Le chef Stéphane Jégo, le restaurateur Stéphane Manigold ou encore le collectif Restoensemble  : nombreux sont les acteurs du CHR à demander, via des pétitions et des actions sur les réseaux sociaux, que les assureurs mettent la main au portefeuille. Avec le hashtag #chefenperil notamment, on peut voir çà et là, sur Instagram et Twitter, des chefs ou des restaurateurs, et même des salariés, s’afficher avec des pancartes sur lesquelles il est inscrit  : « Assurez  ! Ou on va tous y rester. » Un cri du cœur pour que les restaurants ne subissent pas une hécatombe et parviennent à rouvrir leurs portes après la crise. L’épidémie de coronavirus a, en effet, poussé le Gouvernement à fermer tous les commerces non essentiels à la vie quotidienne, engendrant des pertes énormes pour les restaurateurs et cafetiers. Ces derniers sont nombreux à avoir sollicité leurs assurances pour obtenir une indemnisation, mais « le risque d’épidémie est exclu dans la quasi-totalité des contrats couvrant les entreprises ». Si le Gouvernement a annoncé 45 milliards d’euros d’aides aux entreprises qui permettront de financer le chômage partiel, les charges sociales ou les prêts bancaires, les professionnels exigent que les assurances participent à l’effort national pour compenser leurs pertes d’exploitation. « C’est dramatique pour les petites entreprises. Moi j’ai la chance d’avoir un peu de trésorerie pour tenir un ou deux mois, et d’avoir un mari qui travaille, parce que là je ne vais pas rentrer de salaire. Mais honnêtement je n’attendais rien de mon assurance, je la prends parce que c’est obligatoire », témoigne ainsi une restauratrice parisienne.

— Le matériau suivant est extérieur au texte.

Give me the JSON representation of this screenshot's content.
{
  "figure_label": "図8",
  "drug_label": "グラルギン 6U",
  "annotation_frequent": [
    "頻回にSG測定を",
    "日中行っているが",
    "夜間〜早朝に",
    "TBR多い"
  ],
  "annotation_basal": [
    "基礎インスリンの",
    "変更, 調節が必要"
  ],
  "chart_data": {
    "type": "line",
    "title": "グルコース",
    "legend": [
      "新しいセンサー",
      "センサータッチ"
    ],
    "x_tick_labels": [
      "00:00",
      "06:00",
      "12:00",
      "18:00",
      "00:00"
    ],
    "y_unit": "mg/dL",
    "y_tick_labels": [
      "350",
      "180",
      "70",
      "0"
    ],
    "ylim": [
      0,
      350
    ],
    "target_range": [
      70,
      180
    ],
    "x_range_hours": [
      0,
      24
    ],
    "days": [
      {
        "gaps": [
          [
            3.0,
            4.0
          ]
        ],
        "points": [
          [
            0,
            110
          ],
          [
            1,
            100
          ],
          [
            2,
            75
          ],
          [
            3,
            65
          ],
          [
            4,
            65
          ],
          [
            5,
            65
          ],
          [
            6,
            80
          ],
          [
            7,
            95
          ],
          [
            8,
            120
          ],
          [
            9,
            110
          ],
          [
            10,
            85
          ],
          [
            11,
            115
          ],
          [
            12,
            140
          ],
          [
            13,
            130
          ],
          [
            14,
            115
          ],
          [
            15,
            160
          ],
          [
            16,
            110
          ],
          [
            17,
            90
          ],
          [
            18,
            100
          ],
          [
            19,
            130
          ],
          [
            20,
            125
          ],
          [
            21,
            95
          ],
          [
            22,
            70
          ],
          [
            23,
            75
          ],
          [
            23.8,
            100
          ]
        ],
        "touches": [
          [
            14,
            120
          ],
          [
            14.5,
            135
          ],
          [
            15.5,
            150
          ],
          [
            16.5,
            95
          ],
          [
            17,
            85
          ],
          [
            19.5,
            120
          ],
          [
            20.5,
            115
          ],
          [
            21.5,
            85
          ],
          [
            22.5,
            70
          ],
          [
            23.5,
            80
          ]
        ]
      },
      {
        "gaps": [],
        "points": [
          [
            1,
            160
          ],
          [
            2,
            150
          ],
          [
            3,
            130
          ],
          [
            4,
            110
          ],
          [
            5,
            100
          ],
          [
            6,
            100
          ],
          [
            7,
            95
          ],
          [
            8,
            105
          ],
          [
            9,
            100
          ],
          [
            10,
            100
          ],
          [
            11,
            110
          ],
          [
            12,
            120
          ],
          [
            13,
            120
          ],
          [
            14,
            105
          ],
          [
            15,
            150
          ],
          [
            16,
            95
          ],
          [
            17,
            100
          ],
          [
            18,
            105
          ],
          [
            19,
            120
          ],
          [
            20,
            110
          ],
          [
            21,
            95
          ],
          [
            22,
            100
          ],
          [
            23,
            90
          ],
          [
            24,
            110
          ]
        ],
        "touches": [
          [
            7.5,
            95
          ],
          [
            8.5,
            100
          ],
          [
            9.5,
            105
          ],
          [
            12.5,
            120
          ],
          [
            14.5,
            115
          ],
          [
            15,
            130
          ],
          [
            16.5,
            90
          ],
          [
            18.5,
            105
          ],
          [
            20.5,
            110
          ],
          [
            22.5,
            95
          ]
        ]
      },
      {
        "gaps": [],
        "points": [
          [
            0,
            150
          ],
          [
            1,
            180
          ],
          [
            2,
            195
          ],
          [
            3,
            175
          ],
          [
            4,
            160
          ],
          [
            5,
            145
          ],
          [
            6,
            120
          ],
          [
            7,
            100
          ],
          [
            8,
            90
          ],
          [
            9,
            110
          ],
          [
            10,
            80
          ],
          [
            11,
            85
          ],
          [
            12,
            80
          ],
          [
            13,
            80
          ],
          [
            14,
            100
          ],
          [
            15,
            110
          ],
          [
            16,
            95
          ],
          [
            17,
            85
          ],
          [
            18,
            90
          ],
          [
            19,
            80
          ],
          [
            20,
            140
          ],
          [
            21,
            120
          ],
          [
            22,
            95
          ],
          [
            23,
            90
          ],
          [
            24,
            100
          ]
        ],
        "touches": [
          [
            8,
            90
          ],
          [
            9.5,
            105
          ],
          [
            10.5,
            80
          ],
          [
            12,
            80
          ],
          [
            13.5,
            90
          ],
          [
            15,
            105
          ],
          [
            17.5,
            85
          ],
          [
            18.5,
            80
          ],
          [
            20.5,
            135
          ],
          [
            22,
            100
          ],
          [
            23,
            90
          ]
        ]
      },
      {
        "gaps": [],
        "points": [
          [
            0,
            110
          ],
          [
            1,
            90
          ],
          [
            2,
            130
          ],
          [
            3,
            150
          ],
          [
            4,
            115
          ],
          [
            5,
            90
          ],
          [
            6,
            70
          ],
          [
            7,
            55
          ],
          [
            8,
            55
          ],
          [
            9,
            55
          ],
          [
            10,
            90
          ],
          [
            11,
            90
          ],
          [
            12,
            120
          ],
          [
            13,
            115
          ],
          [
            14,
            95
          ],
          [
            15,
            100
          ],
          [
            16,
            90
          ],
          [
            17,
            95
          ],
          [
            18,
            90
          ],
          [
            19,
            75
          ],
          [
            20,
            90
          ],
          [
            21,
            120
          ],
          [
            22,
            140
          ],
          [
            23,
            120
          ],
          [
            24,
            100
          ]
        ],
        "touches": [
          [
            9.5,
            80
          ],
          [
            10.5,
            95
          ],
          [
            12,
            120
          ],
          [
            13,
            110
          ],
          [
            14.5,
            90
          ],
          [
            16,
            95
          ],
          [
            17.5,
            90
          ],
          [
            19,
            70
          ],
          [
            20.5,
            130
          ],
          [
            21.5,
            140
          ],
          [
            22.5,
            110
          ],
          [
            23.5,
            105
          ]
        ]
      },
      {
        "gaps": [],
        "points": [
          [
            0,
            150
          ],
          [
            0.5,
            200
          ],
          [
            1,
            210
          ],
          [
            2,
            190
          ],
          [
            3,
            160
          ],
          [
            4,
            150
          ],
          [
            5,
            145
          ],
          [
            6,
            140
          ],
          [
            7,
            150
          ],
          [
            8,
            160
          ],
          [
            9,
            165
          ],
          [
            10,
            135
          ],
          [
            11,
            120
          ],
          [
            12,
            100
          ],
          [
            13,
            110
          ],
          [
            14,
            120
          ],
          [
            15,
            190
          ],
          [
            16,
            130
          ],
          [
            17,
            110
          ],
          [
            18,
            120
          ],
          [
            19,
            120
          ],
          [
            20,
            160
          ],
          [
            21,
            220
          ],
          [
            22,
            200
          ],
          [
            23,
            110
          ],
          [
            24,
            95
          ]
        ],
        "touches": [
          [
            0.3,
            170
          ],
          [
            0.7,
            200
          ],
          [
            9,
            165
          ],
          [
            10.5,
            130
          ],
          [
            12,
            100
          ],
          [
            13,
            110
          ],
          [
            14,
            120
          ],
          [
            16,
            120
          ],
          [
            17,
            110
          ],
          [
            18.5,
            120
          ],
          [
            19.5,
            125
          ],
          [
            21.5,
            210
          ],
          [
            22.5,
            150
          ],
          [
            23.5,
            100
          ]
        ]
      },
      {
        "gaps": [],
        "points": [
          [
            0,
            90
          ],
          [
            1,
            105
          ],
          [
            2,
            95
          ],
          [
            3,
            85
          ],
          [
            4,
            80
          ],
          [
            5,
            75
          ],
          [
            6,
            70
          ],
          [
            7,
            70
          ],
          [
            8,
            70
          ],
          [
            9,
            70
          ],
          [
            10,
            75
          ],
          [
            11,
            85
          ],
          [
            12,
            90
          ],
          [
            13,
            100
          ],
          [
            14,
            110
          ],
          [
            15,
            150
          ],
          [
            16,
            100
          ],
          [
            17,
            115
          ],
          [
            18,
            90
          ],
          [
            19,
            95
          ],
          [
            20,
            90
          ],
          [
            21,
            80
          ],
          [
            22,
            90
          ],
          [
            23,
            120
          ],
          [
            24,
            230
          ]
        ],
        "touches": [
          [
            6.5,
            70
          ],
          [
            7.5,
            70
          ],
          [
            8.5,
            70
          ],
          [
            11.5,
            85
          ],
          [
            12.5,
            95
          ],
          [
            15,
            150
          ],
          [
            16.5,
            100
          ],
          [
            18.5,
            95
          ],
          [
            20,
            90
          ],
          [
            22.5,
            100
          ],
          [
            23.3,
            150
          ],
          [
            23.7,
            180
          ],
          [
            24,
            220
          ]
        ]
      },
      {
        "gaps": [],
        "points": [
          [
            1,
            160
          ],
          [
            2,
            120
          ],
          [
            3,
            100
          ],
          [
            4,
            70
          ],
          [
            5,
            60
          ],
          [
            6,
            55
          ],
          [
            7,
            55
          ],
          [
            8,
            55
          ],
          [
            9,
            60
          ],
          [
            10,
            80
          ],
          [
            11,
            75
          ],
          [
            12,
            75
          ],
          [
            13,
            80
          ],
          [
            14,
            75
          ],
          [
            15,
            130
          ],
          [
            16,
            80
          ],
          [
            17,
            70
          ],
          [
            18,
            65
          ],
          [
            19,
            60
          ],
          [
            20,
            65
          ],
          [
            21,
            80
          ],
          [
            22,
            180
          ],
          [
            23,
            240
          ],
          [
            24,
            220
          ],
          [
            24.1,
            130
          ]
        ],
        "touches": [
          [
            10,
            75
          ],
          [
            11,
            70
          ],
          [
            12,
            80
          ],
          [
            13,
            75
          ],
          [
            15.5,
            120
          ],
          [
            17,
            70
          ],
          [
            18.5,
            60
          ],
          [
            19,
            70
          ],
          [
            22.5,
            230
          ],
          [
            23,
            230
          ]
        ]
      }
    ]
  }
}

Pourtant, Me Philippe Meilhac, avocat parisien qui planche depuis de nombreuses années sur différents dossiers opposant des exploitants à la mairie de Paris, estime que dans certains cas, les assurances pourraient plier  : « Différents patrons d’établissements m’ont soumis la problématique de la perte d’exploitation, pour certains il y a une possibilité de faire quelque chose eu égard à la fermeture qui a été décrétée par le Gouvernement. Il y a une fermeture imposée, on peut donc jouer sur ce paramètre vis-à-vis des compagnies d’assurances. Il faut que chacun s’intéresse de près à son contrat d’assurance  ; les situations individuelles pourront faire, à terme, bouger les lignes sur le dossier du coronavirus. Beaucoup de polices d’assurance prévoient une indemnisation en cas de catastrophes naturelles, il y a peut-être un espoir qu’un arrêté gouvernemental assimile la catastrophe sanitaire à la catastrophe naturelle. » 

Le chef Stéphane Jégo a lancé une pétition, afin d’obtenir la contribution des assurances.

Le chef Stéphane Jégo a lancé une pétition, afin d’obtenir la contribution des assurances. © NBOYER


UN ENGAGEMENT TIMIDE

Le 23 mars dernier, les assureurs se sont engagés à soutenir les commerçants dont l’activité est impactée par le coronavirus. La Fédération française de l’assurance (qui représente 280 sociétés) a ainsi annoncé que le secteur allait s’investir et contribuer à hauteur de 200 millions d’euros au fonds de solidarité mis en place par le Gouvernement. La Fédération a aussi expliqué qu’elle allait différer le paiement des loyers des TPE et PME dont l’activité est interrompue. Les assureurs se sont, par ailleurs, engagés à maintenir les droits des entreprises qui ne seraient plus en mesure d’honorer leurs cotisations. Mais, face au coronavirus, les restaurateurs ne peuvent pas vraiment mettre à contribution leur assurance, pour la perte d’exploitation, comme lors d’une catastrophe naturelle. « Les contrats d’assurance n’avaient pas prévu ce type d’aléa », a déclaré le 25 mars, au Sénat, le Premier ministre Édouard Philippe. Les assurances, en lien avec le Gouvernement, réfléchiraient donc à la création d’un nouveau type de couverture lié à ce type de situation.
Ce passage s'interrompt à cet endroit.